At present, Tomcat 3.x has one very significant functional feature that
is not yet completed in Catalina -- support for the web server connectors
to Apache, Microsoft IIS, Netscape/iPlanet, and AOLServer. Work is
already under way to port the existing Tomcat 3.x connectors to Catalina,
and it is anticipated that this work will be completed in a timely
manner.
- Goals - The Catalina architecture was designed from its
inception to meet an articulated set of high level goals (see above).
The original goal of the Tomcat 3.x code base (prior to turning the
code over to Apache) was to produce a reference implementation, and
the Tomcat 3.x code has suffered churn in its architecture in part
because no such goals have been stated to compare it against.
- Maturity - Ironically, substantial portions of the
Catalina code base have been in their current organizational design
for much longer than the corresponding Tomcat code base. This is
partly due to the incremental way in which changes have occurred in
the Tomcat code base over the last year or so (including multiple
different approaches to some functional issues), but primarily due to
starting from a stable set of design goals. Tomcat 3.x continues to
exhibit an embarassing number of implementation bugs (for example, the
way that automatic reloading works when changes in Java class files are
detected is still fundamentally flawed in Tomcat 3.2).

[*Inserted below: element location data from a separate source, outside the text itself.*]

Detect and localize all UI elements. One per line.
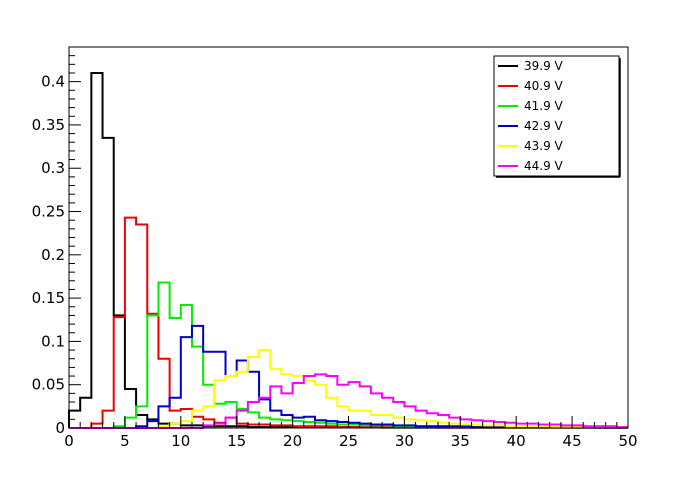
x-tick-label: 0 bbox=[64, 432, 74, 450]
y-tick-label: 0.25 bbox=[32, 203, 65, 221]
legend: 39.9 V 40.9 V 41.9 V 42.9 V 43.9 V 44.9 V bbox=[493, 55, 621, 178]
legend-label-2: 41.9 V bbox=[524, 99, 564, 113]
y-tick-label: 0.05 bbox=[32, 376, 65, 394]
x-tick-label: 40 bbox=[507, 432, 526, 450]
legend-box bbox=[493, 55, 620, 177]
y-tick-label: 0 bbox=[55, 419, 65, 437]
axes-layer: 0 5 10 15 20 25 30 35 40 45 50 0 0.05 0.1 0.15 0.2 0.25 0… bbox=[32, 46, 638, 450]
x-tick-label: 35 bbox=[451, 432, 470, 450]
x-tick-label: 5 bbox=[120, 432, 130, 450]
legend-label-0: 39.9 V bbox=[524, 59, 564, 73]
legend-label-4: 43.9 V bbox=[524, 139, 564, 153]
x-tick-label: 25 bbox=[339, 432, 358, 450]
series-line-3 bbox=[69, 324, 628, 429]
series-line-1 bbox=[69, 216, 628, 429]
y-tick-label: 0.4 bbox=[41, 73, 65, 91]
series-line-5 bbox=[69, 373, 628, 429]
x-tick-label: 30 bbox=[395, 432, 414, 450]
y-tick-label: 0.3 bbox=[41, 159, 65, 177]
x-tick-label: 10 bbox=[171, 432, 190, 450]
x-tick-label: 20 bbox=[283, 432, 302, 450]
y-tick-label: 0.35 bbox=[32, 116, 65, 134]
y-tick-label: 0.2 bbox=[41, 246, 65, 264]
x-tick-label: 45 bbox=[563, 432, 582, 450]
x-tick-label: 15 bbox=[227, 432, 246, 450]
series-line-4 bbox=[69, 349, 628, 429]
legend-label-5: 44.9 V bbox=[524, 159, 564, 173]
x-tick-label: 50 bbox=[618, 432, 637, 450]
y-tick-label: 0.1 bbox=[41, 332, 65, 350]
legend-label-1: 40.9 V bbox=[524, 79, 564, 93]
y-tick-label: 0.15 bbox=[32, 289, 65, 307]
legend-label-3: 42.9 V bbox=[524, 119, 564, 133]
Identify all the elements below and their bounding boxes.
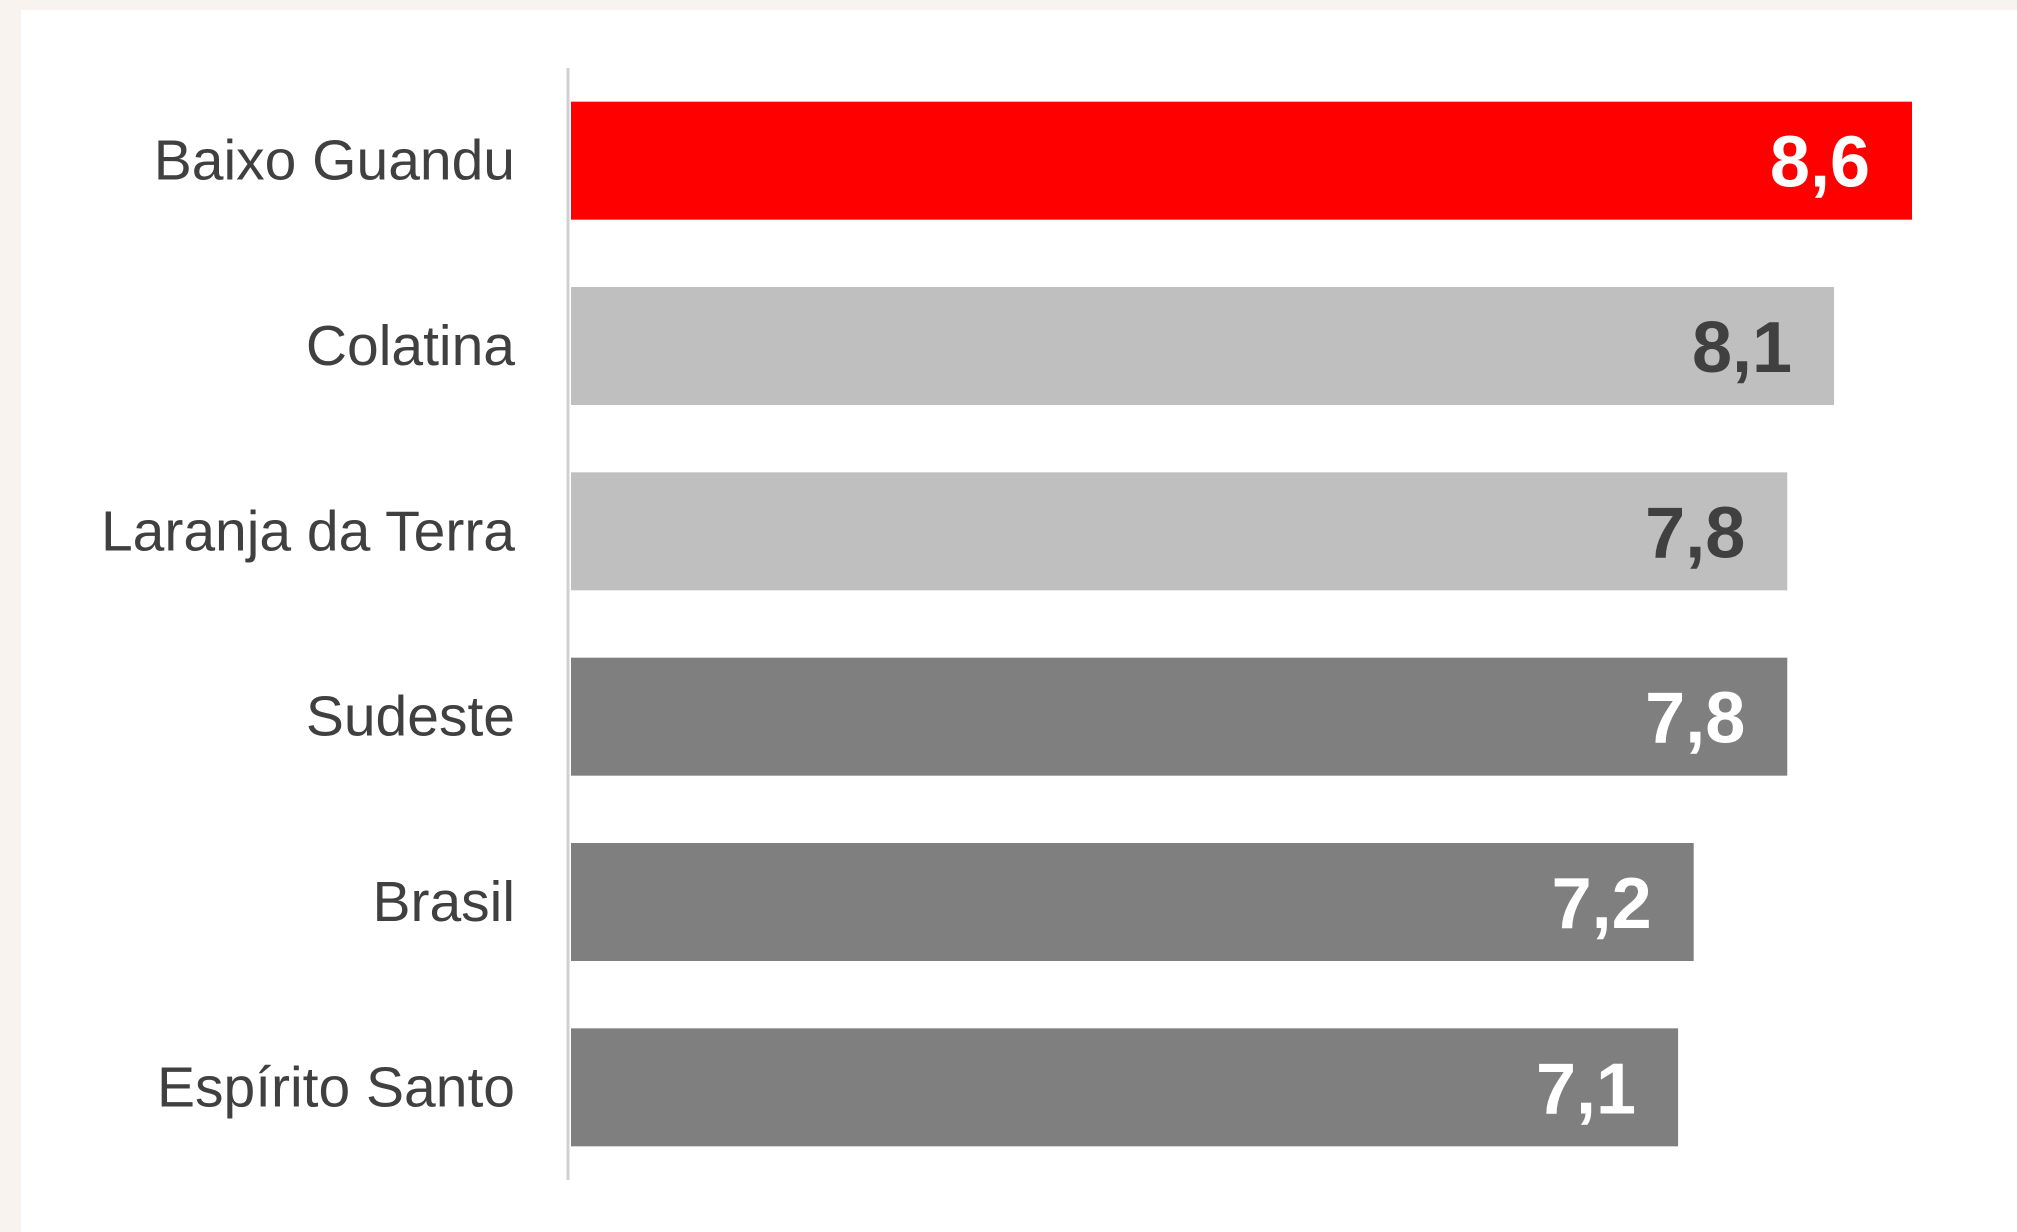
bar-5 [571,843,1694,961]
bar-1 [571,101,1912,220]
value-label: 7,1 [1536,1049,1636,1129]
value-label: 7,8 [1645,679,1745,759]
value-label: 7,8 [1645,493,1745,573]
category-label: Laranja da Terra [101,499,515,563]
value-label: 8,6 [1770,123,1870,203]
value-label: 8,1 [1692,308,1792,388]
value-label: 7,2 [1552,864,1652,944]
category-label: Espírito Santo [157,1055,515,1119]
category-label: Sudeste [306,685,515,749]
bar-4 [571,657,1788,776]
category-label: Colatina [306,314,515,378]
category-label: Brasil [372,870,515,934]
labels-layer: Baixo Guandu 8,6 Colatina 8,1 Laranja da Ter… [101,123,1870,1130]
bars-layer [571,101,1912,1147]
bar-6 [571,1028,1679,1147]
bar-3 [571,472,1788,591]
category-label: Baixo Guandu [154,129,515,193]
bar-2 [571,287,1835,405]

Tomcat 3.x, of course, has been tested in "real life" by substantial
numbers of people, whereas Catalina has been tested primarily by
pioneers. It is to be expected that implementation bugs exist in
Catalina -- although experience in fixing Catalina bugs to date has
been that nearly all of them are relatively localized implementation
problems, not issues that require fundamental design changes.

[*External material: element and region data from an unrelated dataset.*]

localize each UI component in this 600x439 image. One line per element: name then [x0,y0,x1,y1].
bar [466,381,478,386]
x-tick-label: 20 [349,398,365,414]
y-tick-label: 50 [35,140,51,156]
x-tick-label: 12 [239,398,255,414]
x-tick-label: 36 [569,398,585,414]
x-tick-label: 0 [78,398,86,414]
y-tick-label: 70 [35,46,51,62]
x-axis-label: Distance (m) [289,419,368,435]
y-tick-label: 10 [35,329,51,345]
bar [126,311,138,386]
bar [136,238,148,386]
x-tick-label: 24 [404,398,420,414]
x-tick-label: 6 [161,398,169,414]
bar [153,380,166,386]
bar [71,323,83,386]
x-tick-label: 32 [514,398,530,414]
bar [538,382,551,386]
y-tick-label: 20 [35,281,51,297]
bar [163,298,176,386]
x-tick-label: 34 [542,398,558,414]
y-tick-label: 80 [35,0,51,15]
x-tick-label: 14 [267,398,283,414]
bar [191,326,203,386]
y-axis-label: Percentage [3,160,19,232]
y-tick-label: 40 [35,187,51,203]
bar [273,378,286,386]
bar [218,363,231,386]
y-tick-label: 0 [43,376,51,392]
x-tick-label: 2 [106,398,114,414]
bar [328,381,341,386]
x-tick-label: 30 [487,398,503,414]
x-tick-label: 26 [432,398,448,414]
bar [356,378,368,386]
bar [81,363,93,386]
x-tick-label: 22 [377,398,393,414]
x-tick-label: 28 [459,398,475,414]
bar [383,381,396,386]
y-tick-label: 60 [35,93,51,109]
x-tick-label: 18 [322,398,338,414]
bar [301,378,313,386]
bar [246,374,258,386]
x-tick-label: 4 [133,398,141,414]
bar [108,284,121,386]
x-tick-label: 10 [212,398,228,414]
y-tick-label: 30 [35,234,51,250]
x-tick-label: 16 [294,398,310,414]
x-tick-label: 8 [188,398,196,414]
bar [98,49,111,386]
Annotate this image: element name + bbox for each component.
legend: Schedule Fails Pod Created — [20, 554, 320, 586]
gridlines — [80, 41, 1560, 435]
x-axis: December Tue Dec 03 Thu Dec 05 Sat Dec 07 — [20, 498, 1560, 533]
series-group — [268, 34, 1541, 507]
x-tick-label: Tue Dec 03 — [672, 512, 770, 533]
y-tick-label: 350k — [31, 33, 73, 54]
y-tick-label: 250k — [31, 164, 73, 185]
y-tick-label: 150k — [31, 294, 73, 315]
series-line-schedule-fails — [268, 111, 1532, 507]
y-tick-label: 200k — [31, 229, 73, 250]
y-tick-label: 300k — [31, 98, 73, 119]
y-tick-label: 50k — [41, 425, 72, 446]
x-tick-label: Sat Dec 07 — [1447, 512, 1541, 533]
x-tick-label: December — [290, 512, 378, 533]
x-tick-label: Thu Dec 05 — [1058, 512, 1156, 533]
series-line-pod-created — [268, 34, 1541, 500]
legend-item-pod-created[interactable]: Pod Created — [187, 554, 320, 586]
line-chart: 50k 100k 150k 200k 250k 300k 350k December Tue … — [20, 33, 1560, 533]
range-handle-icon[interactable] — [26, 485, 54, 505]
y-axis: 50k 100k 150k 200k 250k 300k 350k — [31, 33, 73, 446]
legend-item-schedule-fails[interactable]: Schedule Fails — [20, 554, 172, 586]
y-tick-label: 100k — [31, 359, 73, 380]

- Performance - No formal benchmarks have been published
by the Tomcat development team describing the performance of Tomcat 3.x
or Catalina. (In addition, I would take any benchmark that purports to
predict how *your* application will perform on a particular server with a
very large grain of salt :-). However, simple tests with tools like
ApacheBench and Microsoft's stress test indicate that Catalina is
faster than Tomcat on serving static resources (substantially faster if
caching is enabled, basically on par with Apache itself), and within a few
percentage points on serving "Hello, World" type servlets and JSP pages.

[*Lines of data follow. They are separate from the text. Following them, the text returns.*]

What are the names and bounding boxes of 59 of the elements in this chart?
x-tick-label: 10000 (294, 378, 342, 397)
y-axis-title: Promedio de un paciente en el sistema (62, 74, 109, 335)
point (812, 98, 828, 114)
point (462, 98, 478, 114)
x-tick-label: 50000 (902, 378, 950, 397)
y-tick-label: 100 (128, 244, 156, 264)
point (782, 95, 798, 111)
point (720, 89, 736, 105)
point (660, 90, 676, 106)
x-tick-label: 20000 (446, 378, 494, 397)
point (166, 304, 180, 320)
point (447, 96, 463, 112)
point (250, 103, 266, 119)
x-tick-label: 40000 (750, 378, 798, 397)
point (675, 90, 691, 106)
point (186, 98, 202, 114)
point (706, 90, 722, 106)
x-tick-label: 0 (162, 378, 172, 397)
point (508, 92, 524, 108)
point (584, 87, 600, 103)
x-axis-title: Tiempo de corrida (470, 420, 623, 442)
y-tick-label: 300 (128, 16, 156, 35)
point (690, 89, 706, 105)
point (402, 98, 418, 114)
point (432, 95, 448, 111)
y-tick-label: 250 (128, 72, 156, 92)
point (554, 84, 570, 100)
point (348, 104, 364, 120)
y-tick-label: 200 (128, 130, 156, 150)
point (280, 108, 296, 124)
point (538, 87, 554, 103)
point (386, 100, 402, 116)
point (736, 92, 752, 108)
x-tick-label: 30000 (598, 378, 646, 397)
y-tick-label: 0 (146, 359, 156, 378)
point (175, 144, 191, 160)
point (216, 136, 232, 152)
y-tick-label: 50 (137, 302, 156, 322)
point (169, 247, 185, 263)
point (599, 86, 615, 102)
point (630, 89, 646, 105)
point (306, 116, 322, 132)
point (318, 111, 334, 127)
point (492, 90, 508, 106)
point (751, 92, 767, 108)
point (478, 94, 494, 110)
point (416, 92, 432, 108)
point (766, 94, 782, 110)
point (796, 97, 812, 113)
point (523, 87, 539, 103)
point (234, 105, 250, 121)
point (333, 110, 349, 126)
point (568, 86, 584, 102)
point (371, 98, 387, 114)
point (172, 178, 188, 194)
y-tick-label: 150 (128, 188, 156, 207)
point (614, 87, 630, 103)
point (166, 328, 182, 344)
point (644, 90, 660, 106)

Only modest efforts to tune Catalina have taken place to date (compared
to the substantial -- and successful -- tuning efforts expended between
Tomcat 3.1 and 3.2), so it can be assumed that there is still significant
room for improvement through the usual techniques of isolating hot spots
and optimizing them.
The Catalina Proposal
Given this background, and the fact that initial public drafts of the
Servlet 2.3 and JSP 1.2 specifications is imminent, it is timely for us to
make a decision to use Catalina as the code base for Tomcat 4.0 (supporting
the features of the new specifications), while continuing to support the
Tomcat 3.x code base for as long as is appropriate. The associated proposal
for organizing the source code repository for Tomcat 4.0 development shows
how this dual track development approach can be supported easily.